Sie alle haben bis zum letzten Atemzug an ihrer Begeisterung der ersten Stunde festgehalten. Sie sitzen nun schon geraume Zeit mit dem Sonnenuhrliebhaber Dr. Richter und dem jungen David Schmidt im Vorschau-Himmel wo sie interessiert das Geschehen beobachten und auch ein wenig auf uns warten.
Aber ich sprach von Begeisterung. Die ließ sich nämlich auch dann nicht bremsen, als die Stadt dem Heft die Freundschaft kündigte und die Finanzierung einstellte. Da war es vor allem Dieter Malschewski, der als Redakteur der ersten Stunde den Willen weiter auf Weg hielt und dem deshalb, aber nicht nur deshalb, nun auch beim Ahnenkolloquium der Ehrenvorsitz gebührt.
Es wird wohl ein ewiges Geheimnis bleiben, wie es wem gelungen ist die Euphorie des 89er Herbstes über knapp 300 Hefte hin immer wieder zu erneuern. Ich selbst hatte ja das Glück, schon im ersten Heft vertreten zu sein, und ich bin der Vorschau noch kein bißchen müde. Auch beeindruckt es mich immer wieder, wie aus den damaligen Herbstwirren, etwas derart Dauerhaftes herauswachsen konnte. Das war keinesfalls selbstverständlich.

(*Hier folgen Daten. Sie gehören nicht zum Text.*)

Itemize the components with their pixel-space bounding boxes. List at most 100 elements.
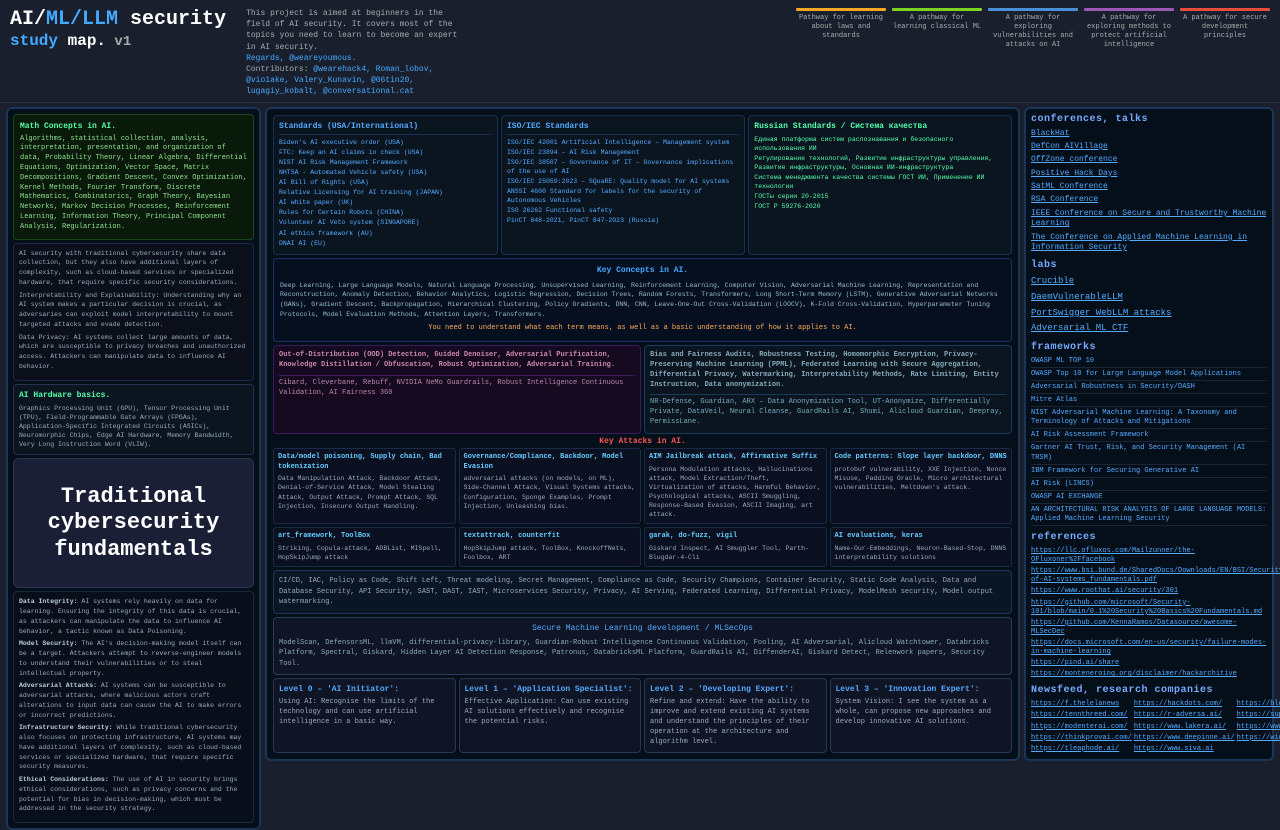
infra-security-title: Infrastructure Security: xyxy=(19,724,113,731)
list-item[interactable]: ISO/IEC 38507 – Governance of IT – Gover… xyxy=(507,158,739,176)
list-item[interactable]: NIST AI Risk Management Framework xyxy=(279,158,492,167)
ref-3[interactable]: https://github.com/microsoft/Security-10… xyxy=(1031,599,1267,617)
ref-1[interactable]: https://www.bsi.bund.de/SharedDocs/Downl… xyxy=(1031,567,1267,585)
conf-positive[interactable]: Positive Hack Days xyxy=(1031,169,1267,179)
list-item[interactable]: ГОСТы серии 20-2015 xyxy=(754,192,1006,201)
pathway-1: Pathway for learning about laws and stan… xyxy=(796,8,886,50)
ref-6[interactable]: https://pind.ai/share xyxy=(1031,659,1267,668)
framework-ibm[interactable]: IBM Framework for Securing Generative AI xyxy=(1031,467,1267,478)
conf-defcon[interactable]: DefCon AIVillage xyxy=(1031,142,1267,152)
list-item[interactable]: AI white paper (UK) xyxy=(279,198,492,207)
ref-2[interactable]: https://www.roothat.ai/security/301 xyxy=(1031,587,1267,596)
attack-cell-title-2: AIM Jailbreak attack, Affirmative Suffix xyxy=(649,453,822,463)
newsfeed-12[interactable]: https://tleaphode.ai/ xyxy=(1031,745,1132,754)
newsfeed-4[interactable]: https://r-adversa.ai/ xyxy=(1134,711,1235,720)
framework-owasp-exchange[interactable]: OWASP AI EXCHANGE xyxy=(1031,493,1267,504)
ref-7[interactable]: https://monteneroing.org/disclaimer/hack… xyxy=(1031,670,1267,679)
framework-owasp-llm[interactable]: OWASP Top 10 for Large Language Model Ap… xyxy=(1031,370,1267,381)
adversarial-attacks-title: Adversarial Attacks: xyxy=(19,682,97,689)
ood-title: Out-of-Distribution (OOD) Detection, Gui… xyxy=(279,351,635,371)
list-item[interactable]: ISO/IEC 42001 Artificial Intelligence – … xyxy=(507,138,739,147)
ood-tools: Cibard, Cleverbane, Rebuff, NVIDIA NeMo … xyxy=(279,375,635,399)
list-item[interactable]: PinCT 848-2021, PinCT 847-2023 (Russia) xyxy=(507,216,739,225)
list-item[interactable]: Система менеджмента качества системы ГОС… xyxy=(754,173,1006,191)
framework-owasp-ml[interactable]: OWASP ML TOP 10 xyxy=(1031,357,1267,368)
newsfeed-10[interactable]: https://www.deepinne.ai/ xyxy=(1134,734,1235,743)
conf-applied-ml[interactable]: The Conference on Applied Machine Learni… xyxy=(1031,233,1267,254)
framework-mitre[interactable]: Mitre Atlas xyxy=(1031,396,1267,407)
russian-standards-title: Russian Standards / Система качества xyxy=(754,121,1006,132)
newsfeed-1[interactable]: https://hackdots.com/ xyxy=(1134,700,1235,709)
list-item[interactable]: FTC: Keep an AI claims in check (USA) xyxy=(279,148,492,157)
russian-standards-list: Единая платформа систем распознавания и … xyxy=(754,135,1006,212)
lab-adversarial[interactable]: Adversarial ML CTF xyxy=(1031,322,1267,335)
logo-map: map. xyxy=(58,32,106,50)
ai-concepts-content: Deep Learning, Large Language Models, Na… xyxy=(280,281,1005,320)
newsfeed-2[interactable]: https://blog.malavoluts.com/ xyxy=(1237,700,1280,709)
list-item[interactable]: ГОСТ Р 59276-2020 xyxy=(754,202,1006,211)
newsfeed-7[interactable]: https://www.lakera.ai/ xyxy=(1134,723,1235,732)
list-item[interactable]: Единая платформа систем распознавания и … xyxy=(754,135,1006,153)
lab-portswigger[interactable]: PortSwigger WebLLM attacks xyxy=(1031,307,1267,320)
regards-text: Regards, @weareyoumous. xyxy=(246,54,356,63)
attack-cell-3: Code patterns: Slope layer backdoor, DNN… xyxy=(830,448,1013,524)
conf-satml[interactable]: SatML Conference xyxy=(1031,182,1267,192)
newsfeed-13[interactable]: https://www.siva.ai xyxy=(1134,745,1235,754)
framework-ai-risk[interactable]: AI Risk (LINCS) xyxy=(1031,480,1267,491)
pathway-2: A pathway for learning classical ML xyxy=(892,8,982,50)
framework-arch-risk[interactable]: AN ARCHITECTURAL RISK ANALYSIS OF LARGE … xyxy=(1031,506,1267,526)
list-item[interactable]: Relative Licensing for AI training (JAPA… xyxy=(279,188,492,197)
attack-cell-content-3: protobuf vulnerability, XXE Injection, N… xyxy=(835,465,1008,492)
ref-5[interactable]: https://docs.microsoft.com/en-us/securit… xyxy=(1031,639,1267,657)
logo-suffix: security xyxy=(118,8,226,31)
framework-risk[interactable]: AI Risk Assessment Framework xyxy=(1031,431,1267,442)
attack-cell-title-0: Data/model poisoning, Supply chain, Bad … xyxy=(278,453,451,473)
level-1-title: Level 1 – 'Application Specialist': xyxy=(465,684,636,695)
attack-cell-content-5: HopSkipJump attack, ToolBox, KnockoffNet… xyxy=(464,544,637,562)
references-section: references https://llc.ofluxos.com/Mailz… xyxy=(1031,532,1267,681)
conf-offzone[interactable]: OffZone conference xyxy=(1031,155,1267,165)
level-0-desc: Using AI: Recognise the limits of the te… xyxy=(279,698,450,727)
framework-adversarial[interactable]: Adversarial Robustness in Security/DASH xyxy=(1031,383,1267,394)
newsfeed-0[interactable]: https://f.thelelanews xyxy=(1031,700,1132,709)
attack-cell-content-0: Data Manipulation Attack, Backdoor Attac… xyxy=(278,474,451,510)
attack-cell-title-4: art_framework, ToolBox xyxy=(278,532,451,542)
attack-cell-content-2: Persona Modulation attacks, Hallucinatio… xyxy=(649,465,822,520)
lab-crucible[interactable]: Crucible xyxy=(1031,275,1267,288)
hardware-box: AI Hardware basics. Graphics Processing … xyxy=(13,384,254,456)
main-content: Math Concepts in AI. Algorithms, statist… xyxy=(0,103,1280,821)
newsfeed-3[interactable]: https://tennthreed.com/ xyxy=(1031,711,1132,720)
conferences-list: BlackHat DefCon AIVillage OffZone confer… xyxy=(1031,129,1267,254)
list-item[interactable]: ISO 26262 Functional safety xyxy=(507,206,739,215)
security-principles-text: Data Integrity: AI systems rely heavily … xyxy=(19,597,248,814)
math-title: Math Concepts in AI. xyxy=(20,121,247,132)
list-item[interactable]: DNAI AI (EU) xyxy=(279,239,492,248)
attack-cell-title-7: AI evaluations, keras xyxy=(835,532,1008,542)
list-item[interactable]: AI ethics framework (AU) xyxy=(279,229,492,238)
framework-gartner[interactable]: Gartner AI Trust, Risk, and Security Man… xyxy=(1031,444,1267,464)
list-item[interactable]: ISO/IEC 23894 – AI Risk Management xyxy=(507,148,739,157)
newsfeed-6[interactable]: https://modenterai.com/ xyxy=(1031,723,1132,732)
ref-4[interactable]: https://github.com/KennaRamos/Datasource… xyxy=(1031,619,1267,637)
newsfeed-8[interactable]: https://www.zenternos.woll/ xyxy=(1237,723,1280,732)
framework-nist[interactable]: NIST Adversarial Machine Learning: A Tax… xyxy=(1031,409,1267,429)
list-item[interactable]: Volunteer AI Veto system (SINGAPORE) xyxy=(279,218,492,227)
list-item[interactable]: ANSSI 4600 Standard for labels for the s… xyxy=(507,187,739,205)
list-item[interactable]: NHTSA - Automated Vehicle safety (USA) xyxy=(279,168,492,177)
conf-rsa[interactable]: RSA Conference xyxy=(1031,195,1267,205)
newsfeed-9[interactable]: https://thinkprovai.com/ xyxy=(1031,734,1132,743)
conf-ieee[interactable]: IEEE Conference on Secure and Trustworth… xyxy=(1031,209,1267,230)
newsfeed-5[interactable]: https://super.substack.com/ xyxy=(1237,711,1280,720)
conf-blackhat[interactable]: BlackHat xyxy=(1031,129,1267,139)
ref-0[interactable]: https://llc.ofluxos.com/Mailzunner/the-O… xyxy=(1031,547,1267,565)
attack-cell-title-5: textattrack, counterfit xyxy=(464,532,637,542)
pathway-label-1: Pathway for learning about laws and stan… xyxy=(799,14,883,40)
newsfeed-11[interactable]: https://wid.hepa.tech/ xyxy=(1237,734,1280,743)
list-item[interactable]: Rules for Certain Robots (CHINA) xyxy=(279,208,492,217)
list-item[interactable]: Регулирование технологий, Развитие инфра… xyxy=(754,154,1006,172)
list-item[interactable]: Biden's AI executive order (USA) xyxy=(279,138,492,147)
list-item[interactable]: AI Bill of Rights (USA) xyxy=(279,178,492,187)
header-description: This project is aimed at beginners in th… xyxy=(246,8,466,98)
lab-daem[interactable]: DaemVulnerableLLM xyxy=(1031,291,1267,304)
list-item[interactable]: ISO/IEC 25059:2023 – SQuaRE: Quality mod… xyxy=(507,177,739,186)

Die alsbaldige gesellschaftliche Orientierung hin zu einer sogenannten marktkonformen Demokratie, die es in Wirklichkeit ebenso wenig geben kann, wie es einen realexistierenden Sozialismus geben konnte, hätte nämlich das rasche Eingehen des frischen Pflänzchens zur Folge haben müssen. In solcher Absicht wurden ja dann auch sehr schnell die öffentlichen Zuwendungen gestrichen. Die Vorschau – und in meinen Augen ist das ihr größter Vorzug – ist nämlich gerade nicht marktkonform. Wohl erfüllt sie eine der wichtigsten Voraussetzungen dafür, indem sie viel Geld kostet (und sie könnte noch viel mehr kosten, wenn Zeilenhonorare gezahlt würden). Die zweitwichtigste aber erfüllt sie nicht: sie bringt nichts ein, sie erzielt keinen Erlös. Sie hat einfach keinen Markt, weshalb sehr schnell der Versuch aufgegeben worden ist, sie auf diesen zu werfen und zu verkaufen.

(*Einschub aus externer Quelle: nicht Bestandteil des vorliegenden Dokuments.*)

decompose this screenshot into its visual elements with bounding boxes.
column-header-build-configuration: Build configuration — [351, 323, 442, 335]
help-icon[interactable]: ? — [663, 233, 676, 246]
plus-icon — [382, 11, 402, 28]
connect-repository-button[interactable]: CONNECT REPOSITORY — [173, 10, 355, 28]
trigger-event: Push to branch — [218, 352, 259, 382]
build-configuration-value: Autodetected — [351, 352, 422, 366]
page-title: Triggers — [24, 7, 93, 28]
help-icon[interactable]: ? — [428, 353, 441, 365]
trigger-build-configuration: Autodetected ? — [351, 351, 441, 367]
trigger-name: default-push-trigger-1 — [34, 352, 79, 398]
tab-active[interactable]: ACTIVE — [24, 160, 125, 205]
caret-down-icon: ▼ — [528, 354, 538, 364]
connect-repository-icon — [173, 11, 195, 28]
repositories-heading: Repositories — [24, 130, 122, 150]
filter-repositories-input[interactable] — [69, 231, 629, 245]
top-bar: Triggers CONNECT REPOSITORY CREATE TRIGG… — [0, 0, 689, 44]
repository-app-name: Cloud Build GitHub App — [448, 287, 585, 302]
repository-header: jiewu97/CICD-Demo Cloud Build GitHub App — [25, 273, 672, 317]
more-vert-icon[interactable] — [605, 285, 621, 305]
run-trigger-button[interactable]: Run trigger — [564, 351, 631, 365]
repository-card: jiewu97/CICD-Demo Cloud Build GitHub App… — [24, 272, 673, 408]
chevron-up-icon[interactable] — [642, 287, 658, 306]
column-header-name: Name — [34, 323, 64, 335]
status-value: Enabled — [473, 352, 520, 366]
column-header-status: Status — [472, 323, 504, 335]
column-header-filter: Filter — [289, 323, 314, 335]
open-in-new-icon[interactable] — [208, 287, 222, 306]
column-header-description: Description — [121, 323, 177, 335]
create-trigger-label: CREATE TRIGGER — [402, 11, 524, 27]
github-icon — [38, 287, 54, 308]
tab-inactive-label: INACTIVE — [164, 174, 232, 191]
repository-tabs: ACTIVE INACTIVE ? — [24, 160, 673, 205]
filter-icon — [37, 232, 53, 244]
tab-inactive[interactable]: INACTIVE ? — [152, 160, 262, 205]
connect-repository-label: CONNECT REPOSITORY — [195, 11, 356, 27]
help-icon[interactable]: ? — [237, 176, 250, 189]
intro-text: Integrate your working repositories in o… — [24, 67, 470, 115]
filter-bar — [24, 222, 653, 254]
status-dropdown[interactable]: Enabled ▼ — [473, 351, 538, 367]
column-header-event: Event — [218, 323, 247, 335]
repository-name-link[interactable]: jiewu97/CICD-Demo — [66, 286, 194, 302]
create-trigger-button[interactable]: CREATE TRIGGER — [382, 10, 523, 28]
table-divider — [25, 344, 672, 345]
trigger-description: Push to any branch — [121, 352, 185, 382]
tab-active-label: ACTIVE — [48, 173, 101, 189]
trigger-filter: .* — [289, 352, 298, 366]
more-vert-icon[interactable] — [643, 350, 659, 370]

Die für alle Initiativen tödliche Frage: was bringt uns das? wird hier nun seit fünfundzwanzig Jahren mit zwei Silben beantwortet: Freude – und Freude ist (noch) keine betriebswirtschaftliche Größe (mit Ausnahme vielleicht bei Freudenhäusern, aber die heißen darum heute auch anders).
In den meisten Fällen wird ja die Frage, was es denn bringt, auch in der Ehe mit diesen beiden Silben beantwortet. Im Rückblick ohnehin, denn die Erinnerung weiß Verwerfungen sehr gut zu glätten. Doch auch in der Vorausschau auf die nun wirklich von allen erhoffte goldene Hochzeit kann nur der schöne Götterfunken im Mittelpunkt stehen. Er allein ist Ansporn, Motivation und zugleich der einzige Grund, weiter in der Zeit zu wachsen. Der Markt wird damit leben müssen, in Sachen Vorschau und Rückblick auch künftig nur eine untergeordnete Rolle zu spielen.